Complete code example
Here's the full code for our serverless weather data simulator:
import runpod
import asyncio
import random
import json
import sys
async def fetch_weather_data(city, delay):
await asyncio.sleep(delay)
temperature = random.uniform(-10, 40)
humidity = random.uniform(0, 100)
return {
"city": city,
"temperature": round(temperature, 1),
"humidity": round(humidity, 1)
}
async def async_generator_handler(job):
job_input = job['input']
cities = job_input.get('cities', ['New York', 'London', 'Tokyo', 'Sydney', 'Moscow'])
update_interval = job_input.get('update_interval', 2)
duration = job_input.get('duration', 10)
print(f"Weather Data Stream | Starting job {job['id']}")
print(f"Monitoring cities: {', '.join(cities)}")
start_time = asyncio.get_event_loop().time()
while asyncio.get_event_loop().time() - start_time < duration:
tasks = [fetch_weather_data(city, random.uniform(0.5, 2)) for city in cities]

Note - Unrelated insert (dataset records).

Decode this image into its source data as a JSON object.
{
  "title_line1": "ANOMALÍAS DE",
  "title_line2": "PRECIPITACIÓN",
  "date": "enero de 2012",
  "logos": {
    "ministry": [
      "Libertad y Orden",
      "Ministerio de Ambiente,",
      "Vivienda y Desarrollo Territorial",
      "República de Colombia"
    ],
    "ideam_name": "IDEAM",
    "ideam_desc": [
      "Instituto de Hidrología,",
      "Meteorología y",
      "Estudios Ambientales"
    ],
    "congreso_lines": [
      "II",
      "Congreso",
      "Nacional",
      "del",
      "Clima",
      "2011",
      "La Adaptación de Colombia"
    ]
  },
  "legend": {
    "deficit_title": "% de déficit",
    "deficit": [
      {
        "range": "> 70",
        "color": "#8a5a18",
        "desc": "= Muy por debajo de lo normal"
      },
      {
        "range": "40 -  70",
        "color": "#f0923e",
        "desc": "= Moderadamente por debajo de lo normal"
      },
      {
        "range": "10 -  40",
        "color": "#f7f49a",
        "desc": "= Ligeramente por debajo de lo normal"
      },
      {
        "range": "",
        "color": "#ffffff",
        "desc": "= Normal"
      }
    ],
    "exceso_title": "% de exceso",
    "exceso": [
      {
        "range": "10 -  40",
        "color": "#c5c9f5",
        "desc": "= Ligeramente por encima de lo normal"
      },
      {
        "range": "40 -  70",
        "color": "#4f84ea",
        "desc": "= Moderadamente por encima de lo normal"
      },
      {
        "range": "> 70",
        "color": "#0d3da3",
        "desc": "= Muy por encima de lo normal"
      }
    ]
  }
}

for completed_task in asyncio.as_completed(tasks):
weather_data = await completed_task
yield {
"timestamp": round(asyncio.get_event_loop().time() - start_time, 2),
"data": weather_data
}
await asyncio.sleep(update_interval)
yield {"status": "completed", "message": "Weather monitoring completed"}
async def run_test(job):
async for item in async_generator_handler(job):
print(json.dumps(item))
if __name__ == "__main__":
if "--test_input" in sys.argv:
test_input_index = sys.argv.index("--test_input")

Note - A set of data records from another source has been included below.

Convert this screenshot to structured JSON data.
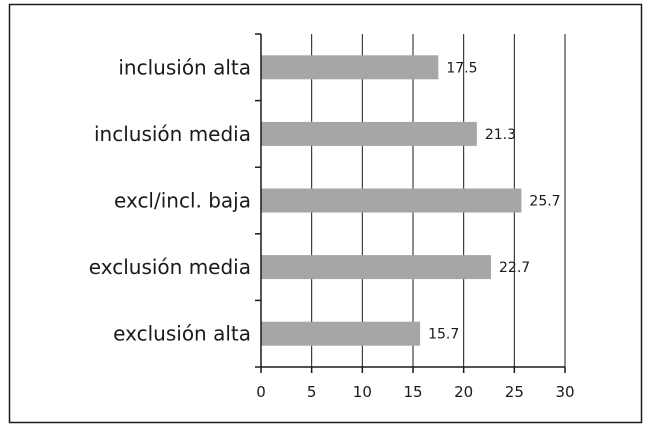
{
  "chart_data": {
    "type": "bar",
    "orientation": "horizontal",
    "categories": [
      "inclusión alta",
      "inclusión media",
      "excl/incl. baja",
      "exclusión media",
      "exclusión alta"
    ],
    "values": [
      17.5,
      21.3,
      25.7,
      22.7,
      15.7
    ],
    "value_labels": [
      "17.5",
      "21.3",
      "25.7",
      "22.7",
      "15.7"
    ],
    "x_ticks": [
      "0",
      "5",
      "10",
      "15",
      "20",
      "25",
      "30"
    ],
    "xlim": [
      0,
      30
    ],
    "grid": "vertical",
    "title": "",
    "xlabel": "",
    "ylabel": "",
    "colors": {
      "bar": "#a6a6a6",
      "axis": "#1a1a1a",
      "frame": "#1a1a1a",
      "background": "#ffffff"
    }
  }
}
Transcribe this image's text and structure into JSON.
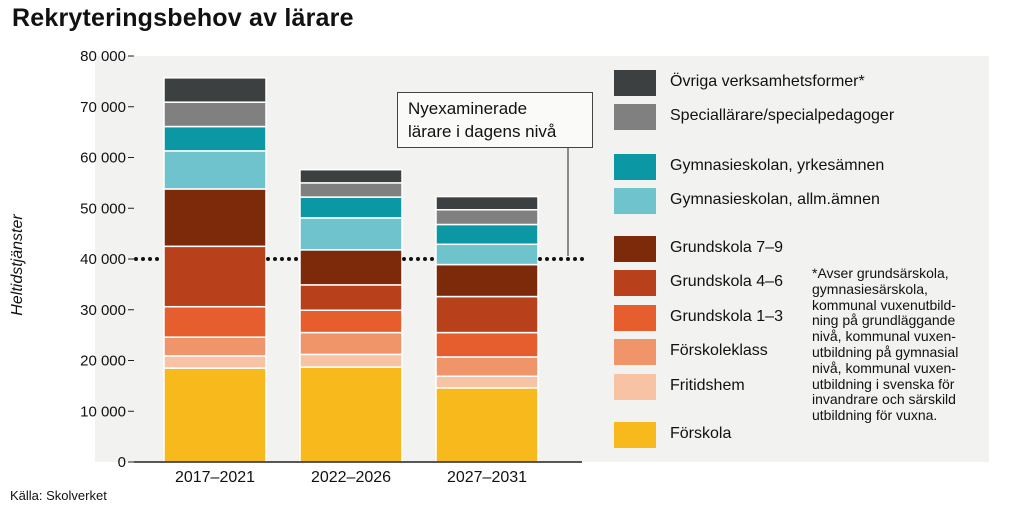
{
  "title": "Rekryteringsbehov av lärare",
  "source": "Källa: Skolverket",
  "callout": "Nyexaminerade\nlärare i dagens nivå",
  "footnote": "*Avser grundsärskola,\ngymnasiesärskola,\nkommunal vuxenutbild-\nning på grundläggande\nnivå, kommunal vuxen-\nutbildning på gymnasial\nnivå, kommunal vuxen-\nutbildning i svenska för\ninvandrare och särskild\nutbildning för vuxna.",
  "chart_data": {
    "type": "bar",
    "stacked": true,
    "ylabel": "Heltidstjänster",
    "xlabel": "",
    "ylim": [
      0,
      80000
    ],
    "yticks": [
      0,
      10000,
      20000,
      30000,
      40000,
      50000,
      60000,
      70000,
      80000
    ],
    "ytick_labels": [
      "0",
      "10 000",
      "20 000",
      "30 000",
      "40 000",
      "50 000",
      "60 000",
      "70 000",
      "80 000"
    ],
    "categories": [
      "2017–2021",
      "2022–2026",
      "2027–2031"
    ],
    "reference_line": {
      "value": 40000,
      "label": "Nyexaminerade lärare i dagens nivå",
      "style": "dotted"
    },
    "series": [
      {
        "name": "Förskola",
        "color": "#f7b91b",
        "values": [
          18500,
          18700,
          14600
        ]
      },
      {
        "name": "Fritidshem",
        "color": "#f8c3a4",
        "values": [
          2400,
          2500,
          2300
        ]
      },
      {
        "name": "Förskoleklass",
        "color": "#ef9569",
        "values": [
          3700,
          4300,
          3800
        ]
      },
      {
        "name": "Grundskola 1–3",
        "color": "#e75e2e",
        "values": [
          6000,
          4400,
          4800
        ]
      },
      {
        "name": "Grundskola 4–6",
        "color": "#b8401a",
        "values": [
          11900,
          5000,
          7100
        ]
      },
      {
        "name": "Grundskola 7–9",
        "color": "#7d2a0a",
        "values": [
          11300,
          6900,
          6300
        ]
      },
      {
        "name": "Gymnasieskolan, allm.ämnen",
        "color": "#6ec3cc",
        "values": [
          7500,
          6300,
          4000
        ]
      },
      {
        "name": "Gymnasieskolan, yrkesämnen",
        "color": "#0b97a3",
        "values": [
          4800,
          4100,
          3900
        ]
      },
      {
        "name": "Speciallärare/specialpedagoger",
        "color": "#808080",
        "values": [
          4800,
          2800,
          2900
        ]
      },
      {
        "name": "Övriga verksamhetsformer*",
        "color": "#3c4041",
        "values": [
          4800,
          2600,
          2600
        ]
      }
    ],
    "legend_order": [
      9,
      8,
      7,
      6,
      5,
      4,
      3,
      2,
      1,
      0
    ]
  }
}
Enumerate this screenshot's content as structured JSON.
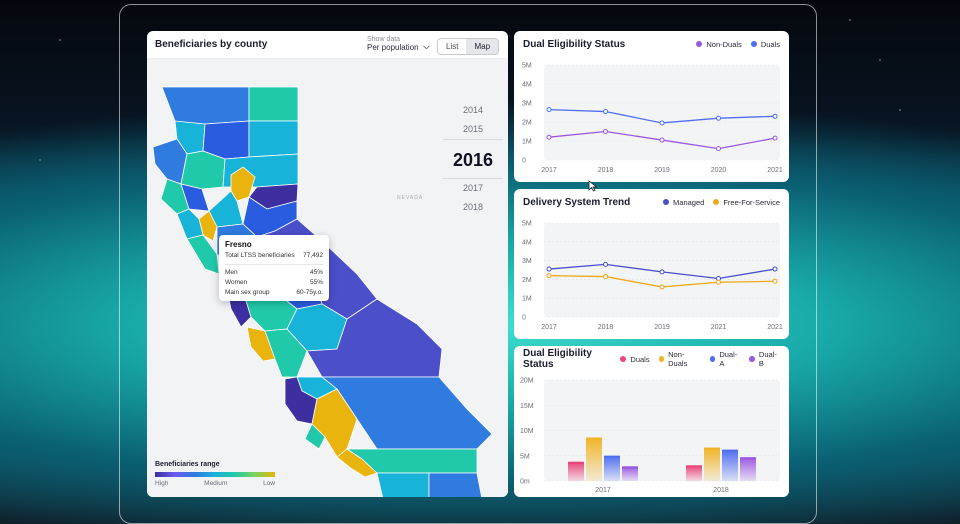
{
  "map_panel": {
    "title": "Beneficiaries by county",
    "show_data_label": "Show data",
    "show_data_value": "Per population",
    "view_list": "List",
    "view_map": "Map",
    "years": [
      "2014",
      "2015",
      "2016",
      "2017",
      "2018"
    ],
    "selected_year": "2016",
    "state_label": "NEVADA",
    "tooltip": {
      "county": "Fresno",
      "total_label": "Total LTSS beneficiaries",
      "total_value": "77,492",
      "rows": [
        {
          "label": "Men",
          "value": "45%"
        },
        {
          "label": "Women",
          "value": "55%"
        },
        {
          "label": "Main sex group",
          "value": "60-75y.o."
        }
      ]
    },
    "legend": {
      "title": "Beneficiaries range",
      "high": "High",
      "medium": "Medium",
      "low": "Low"
    }
  },
  "chart_data": [
    {
      "type": "line",
      "title": "Dual Eligibility Status",
      "x": [
        "2017",
        "2018",
        "2019",
        "2020",
        "2021"
      ],
      "ylim": [
        0,
        5000000
      ],
      "yticks": [
        "0",
        "1M",
        "2M",
        "3M",
        "4M",
        "5M"
      ],
      "legend_position": "top-right",
      "series": [
        {
          "name": "Non-Duals",
          "color": "#9b59e0",
          "values": [
            1200000,
            1500000,
            1050000,
            600000,
            1150000
          ]
        },
        {
          "name": "Duals",
          "color": "#4f6ff0",
          "values": [
            2650000,
            2550000,
            1950000,
            2200000,
            2300000
          ]
        }
      ]
    },
    {
      "type": "line",
      "title": "Delivery System Trend",
      "x": [
        "2017",
        "2018",
        "2019",
        "2021",
        "2021"
      ],
      "ylim": [
        0,
        5000000
      ],
      "yticks": [
        "0",
        "1M",
        "2M",
        "3M",
        "4M",
        "5M"
      ],
      "legend_position": "top-right",
      "series": [
        {
          "name": "Managed",
          "color": "#4b4fc9",
          "values": [
            2550000,
            2800000,
            2400000,
            2050000,
            2550000
          ]
        },
        {
          "name": "Free-For-Service",
          "color": "#f0a818",
          "values": [
            2200000,
            2150000,
            1600000,
            1850000,
            1900000
          ]
        }
      ]
    },
    {
      "type": "bar",
      "title": "Dual Eligibility Status",
      "categories": [
        "2017",
        "2018"
      ],
      "ylim": [
        0,
        20000000
      ],
      "yticks": [
        "0m",
        "5M",
        "10M",
        "15M",
        "20M"
      ],
      "legend_position": "top-right",
      "series": [
        {
          "name": "Duals",
          "color": "#e9467a",
          "values": [
            3800000,
            3100000
          ]
        },
        {
          "name": "Non-Duals",
          "color": "#f0b428",
          "values": [
            8600000,
            6600000
          ]
        },
        {
          "name": "Dual-A",
          "color": "#4f6ff0",
          "values": [
            5000000,
            6200000
          ]
        },
        {
          "name": "Dual-B",
          "color": "#9b59e0",
          "values": [
            2900000,
            4700000
          ]
        }
      ]
    }
  ]
}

if test_input_index + 1 < len(sys.argv):
test_input_json = sys.argv[test_input_index + 1]
try:
job = json.loads(test_input_json)
asyncio.run(run_test(job))
except json.JSONDecodeError:
print("Error: Invalid JSON in test_input")
else:
print("Error: --test_input requires a JSON string argument")
else:
runpod.serverless.start({
"handler": async_generator_handler,
"return_aggregate_stream": True
})
Testing Your Serverless Function
To test your function locally, use this command:
python your_script.py --test_input '
{
"input": {
"cities": ["New York", "London", "Tokyo", "Paris", "Sydney"],
"update_interval": 3,
"duration": 15
},
"id": "local_test"
}'
Understanding the output
When you run the test, you'll see output similar to this:
Weather Data Stream | Starting job local_test
Monitoring cities: New York, London, Tokyo, Paris, Sydney
{"timestamp": 0.84, "data": {"city": "London", "temperature": 11.0, "humidity": 7.3}}
{"timestamp": 0.99, "data": {"city": "Paris", "temperature": -5.9, "humidity": 59.3}}
{"timestamp": 1.75, "data": {"city": "Tokyo", "temperature": 18.4, "humidity": 34.1}}
{"timestamp": 1.8, "data": {"city": "Sydney", "temperature": 26.8, "humidity": 91.0}}
{"timestamp": 1.99, "data": {"city": "New York", "temperature": 35.9, "humidity": 27.5}}
{"status": "completed", "message": "Weather monitoring completed"}
This output demonstrates:
- The concurrent processing of weather data for multiple cities
- Real-time updates with timestamps
- A completion message when the monitoring duration is reached
Conclusion
You've now created a serverless function using RunPod's Python SDK that simulates concurrent weather data fetching for multiple cities. This example showcases how to handle multiple asynchronous operations and stream results incrementally in a serverless environment.
To further enhance this application, consider:
- Implementing real API calls to fetch actual weather data
- Adding error handling for network failures or API limits
- Exploring RunPod's documentation for advanced features like scaling for high-concurrency scenarios
RunPod's serverless library provides a powerful foundation for building scalable, efficient applications that can process and stream data concurrently in real-time without the need to manage infrastructure.